In his recent best-selling book, The Hidden Life of Trees (2016), Peter Wohlleben explains why he is so passionate about the verdant world of the forest.  Mostly he wants to marvel at a kind of biological intentionality that has trees “talking” to each other, aggregating in communities, nurturing the weakest and the wounded, and finding ways to protect themselves from invaders. In Wohlleben’s world “mother” trees keep their nearby offspring small by denying the light they need to grow quickly.  The slow growth mandated by the sun-blocking canopy of the parent has the effect of hardening the wood structure in the offspring.  That will add years to its life when the older tree falls and allows a direct path to the sun.  Like so much in the biological world, trees are “smart” in the ways they need to be smart.  And while I would quarrel a bit with a language of intention that works better for sentient beings than plants, we can’t help but share his admiration for these living structures.  Trees are the heroes of the planet for their longevity, their towering height and beauty, their life-giving  oxygen, and their capacity to regenerate even when abused by animals and humans. Thankfully, not all humans.

For decades some Japanese have engaged in a practice of “forest bathing.”  This is less a form of exercise than a simpler act of pausing to absorb the wonder of a wooded hillside.  This involves, as they say, “being in the moment,” lingering in a setting that offers psychological breathing space.  In addition, the transpiration-infused air of a forest is said to have its own restorative attributes.

For some time my family has lived on several acres within an expansive wooded valley.  But only recently have I fully appreciated the 100-foot tall poplars that stand as sentinels along the pathway to our house. Their tall trunks are ramrod straight, with branches and leaf canopies too high to fully appreciate from the ground. I marvel at how they’ve managed to endure all that human encroachment has thrown at them.  We rarely take the time, but more often we should stand at their bases in a conscious tribute to their magnificence.

Treks deep into the woods obviously function for the simple pleasure of spending time in the cool shade of these giants.

trees Pixabay
                                                    Pixabay

Perhaps pausing at the foot of a tree is a start in the direction of forest bathing.  Americans have other names for it as well. Fishing, hunting and camping come to mind. The ruddy gamesmen loaded to the teeth with various armaments would probably reject the label of “tree hugger.”  But hug them they do as they make their way along angled forest floors. Treks deep into the woods obviously function for the simple pleasure of spending time in the company of these giants.

The relevant communication lesson here lies in the perspective we regain when we withdraw into the natural world.  “I went to the woods because I wished to live deliberately,” Henry David Thoreau famously observed. For him the company of others was too much of a distraction, as were the new products of the information age delivered by the rapidly expanding telegraph. He acted on a premise that many of us also know: the ground of silence offered by a retreat into a forest offers a chance to rebalance, to reawaken selves diminished by the clutter of  messages that ceaselessly intrude.

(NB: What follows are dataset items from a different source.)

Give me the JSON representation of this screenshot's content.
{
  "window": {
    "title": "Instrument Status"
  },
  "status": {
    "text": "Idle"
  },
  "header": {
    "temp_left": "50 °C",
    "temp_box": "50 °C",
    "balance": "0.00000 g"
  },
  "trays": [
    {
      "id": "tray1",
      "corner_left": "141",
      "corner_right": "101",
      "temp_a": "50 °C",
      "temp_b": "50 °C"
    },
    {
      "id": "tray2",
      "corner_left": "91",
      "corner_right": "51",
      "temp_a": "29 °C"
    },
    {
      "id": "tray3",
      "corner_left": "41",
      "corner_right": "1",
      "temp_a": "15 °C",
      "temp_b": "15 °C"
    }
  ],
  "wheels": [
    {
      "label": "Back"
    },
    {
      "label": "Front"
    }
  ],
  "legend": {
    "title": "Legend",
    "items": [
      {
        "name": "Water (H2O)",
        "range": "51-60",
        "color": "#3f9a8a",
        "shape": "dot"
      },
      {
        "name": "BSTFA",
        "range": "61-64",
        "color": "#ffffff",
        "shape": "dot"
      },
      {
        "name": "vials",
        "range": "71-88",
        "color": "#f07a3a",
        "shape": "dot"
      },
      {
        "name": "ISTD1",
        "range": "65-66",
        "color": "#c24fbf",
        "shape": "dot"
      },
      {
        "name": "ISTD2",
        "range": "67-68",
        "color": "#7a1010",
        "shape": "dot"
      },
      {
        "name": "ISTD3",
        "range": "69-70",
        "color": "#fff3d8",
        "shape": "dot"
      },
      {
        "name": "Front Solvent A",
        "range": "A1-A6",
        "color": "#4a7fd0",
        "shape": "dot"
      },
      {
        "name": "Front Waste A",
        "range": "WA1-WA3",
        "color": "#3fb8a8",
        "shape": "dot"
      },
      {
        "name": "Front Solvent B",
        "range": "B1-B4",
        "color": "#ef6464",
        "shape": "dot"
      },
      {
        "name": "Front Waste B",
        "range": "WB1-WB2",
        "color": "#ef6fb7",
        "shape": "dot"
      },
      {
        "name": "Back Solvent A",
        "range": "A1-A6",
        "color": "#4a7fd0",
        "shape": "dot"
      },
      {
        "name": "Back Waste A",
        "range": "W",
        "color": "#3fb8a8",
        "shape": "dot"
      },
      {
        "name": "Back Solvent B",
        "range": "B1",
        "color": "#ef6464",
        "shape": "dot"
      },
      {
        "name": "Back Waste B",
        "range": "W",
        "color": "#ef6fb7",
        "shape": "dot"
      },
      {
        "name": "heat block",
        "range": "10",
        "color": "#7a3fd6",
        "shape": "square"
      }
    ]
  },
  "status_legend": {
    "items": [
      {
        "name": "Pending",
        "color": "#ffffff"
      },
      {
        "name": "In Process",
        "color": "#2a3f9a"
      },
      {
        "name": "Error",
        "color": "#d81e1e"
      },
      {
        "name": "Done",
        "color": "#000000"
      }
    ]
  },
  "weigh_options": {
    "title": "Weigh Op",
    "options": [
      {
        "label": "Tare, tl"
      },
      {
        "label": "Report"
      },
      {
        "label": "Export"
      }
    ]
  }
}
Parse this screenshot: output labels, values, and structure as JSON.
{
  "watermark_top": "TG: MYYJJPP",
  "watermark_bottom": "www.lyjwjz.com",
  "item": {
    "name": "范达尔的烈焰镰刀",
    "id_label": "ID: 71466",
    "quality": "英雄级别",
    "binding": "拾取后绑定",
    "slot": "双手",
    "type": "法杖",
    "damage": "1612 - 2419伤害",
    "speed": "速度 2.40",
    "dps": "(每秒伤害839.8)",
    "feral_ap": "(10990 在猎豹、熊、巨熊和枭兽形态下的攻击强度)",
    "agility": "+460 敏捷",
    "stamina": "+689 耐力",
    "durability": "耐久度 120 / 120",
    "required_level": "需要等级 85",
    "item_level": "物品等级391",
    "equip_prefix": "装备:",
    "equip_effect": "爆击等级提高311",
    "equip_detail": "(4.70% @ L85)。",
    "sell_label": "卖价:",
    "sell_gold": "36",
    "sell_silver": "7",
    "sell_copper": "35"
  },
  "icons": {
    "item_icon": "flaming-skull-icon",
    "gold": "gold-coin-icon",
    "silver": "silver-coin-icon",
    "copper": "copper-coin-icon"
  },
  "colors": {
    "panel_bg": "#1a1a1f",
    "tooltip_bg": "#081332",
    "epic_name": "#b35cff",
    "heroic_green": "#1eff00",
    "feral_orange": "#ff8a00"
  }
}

And, of course, a forest’s presence is its own reward. It’s lushness, smell and density give us an existential lift. In the natural world we are again of a place and not just in it.  We are home with the elements of life-support we already know.  I sense this accutely after what is usually brief rain shower in the Rockies, where lodgepole pines add an indescribably clean scent to the thin air. Fortunately for nearly all of us, communities of trees are close by. Standing among them is to acknowledge that we are but one biological form paying homage to another, each extraordinary in their own ways.